I recently completed an employee theft investigation in which the district manager was suspected of taking materials from storage home with her. Throughout most of the interview, she was very direct and honest until, of course, the topic of the missing materials came up. She had continually used the personal pronoun “I” throughout the conversation, even when talking about other problems within that district that were her responsibility. When I asked her if she had taken the materials home, she responded “Yes, I did.” I followed up, asking her what she did with the materials. Her response was “we threw them away as they were defective”. Continuing, she would go on to state “we didn’t think they were important” and “we called someone at corporate to tell them”.
You can see the obvious use of “we” is alarming. The use of “we” when it should be “I” is a way of sharing the blame and taking the heat off self. It was quite a tell on her part and one that I find amazing people don’t realize they are doing.
Another point to consider about pronouns is when there are too many of them or not enough. If you are hearing sentences like “Went to the store. Bought some coffee. Went back home” all lacking pronouns which fails to tell you who is taking the action, you might have a deceptive person on your hands.
Alternatively, the over use of pronouns can indicate the same. Ex: “I went to the store. I bought some coffee. I went back home.” This is also an indicator of deception. The speaker/writer is like a robot. The sentence should flow naturally. Ex. “I went to the store and bought some coffee. Then I went back home.”
Also of note, when someone introduces another person, look to see if they do so by name. Ex.

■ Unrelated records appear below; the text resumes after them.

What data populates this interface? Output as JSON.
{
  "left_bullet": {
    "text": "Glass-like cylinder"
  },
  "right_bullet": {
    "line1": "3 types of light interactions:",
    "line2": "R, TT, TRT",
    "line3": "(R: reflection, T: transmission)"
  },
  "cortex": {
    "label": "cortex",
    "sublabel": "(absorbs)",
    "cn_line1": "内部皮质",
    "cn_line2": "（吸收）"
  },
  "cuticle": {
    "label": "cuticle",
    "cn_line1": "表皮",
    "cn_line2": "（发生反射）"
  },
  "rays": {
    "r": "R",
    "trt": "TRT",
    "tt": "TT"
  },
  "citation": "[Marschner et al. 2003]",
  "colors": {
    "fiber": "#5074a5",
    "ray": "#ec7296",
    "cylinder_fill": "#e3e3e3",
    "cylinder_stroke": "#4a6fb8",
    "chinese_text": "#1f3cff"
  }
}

“Hi, this is my wife, Jane.” vs “Hi, this is my wife.” If the person is not introduced by name, this is an indicator there is some discord between the two. It doesn’t mean they hate each other. It is possible (in the second example) that the couple were arguing in the car but deeply love each other. Or not. Worse still would be “Hi, that is my wife”. The use of “that” is distancing language and indicates tension. Unless she is standing across the room, this would be a strong indicator of a problematic relationship. You might not see this failure to introduce between husband and wife very often, but more frequently in professional relationships like employee/boss. If someone is telling you a story and they introduce a stranger (without the stranger being present) but don’t use a name, they might be lying. Ex. “I can’t make it because my therapist (missing name) had to reschedule my appointment”. This is caused by the fact that the story is not coming from the person’s memory and creating a false name can give the liar more to remember later. It can also spawn an inquisition like “oh, your therapists name is Jackie? , So is mine.. whats her last name?” Uh oh. Leaving that part vague is easier for the liar.
As with all things in deception detection, do not jump to conclusions. Pronoun shifting and omission/over use, while a strong indicator, are still just indicators and not a guarantee the subject is being deceptive. Following up with precise questions and looking for multiple indicators are vital. Remember, no one conclusion can be drawn from one single indicator.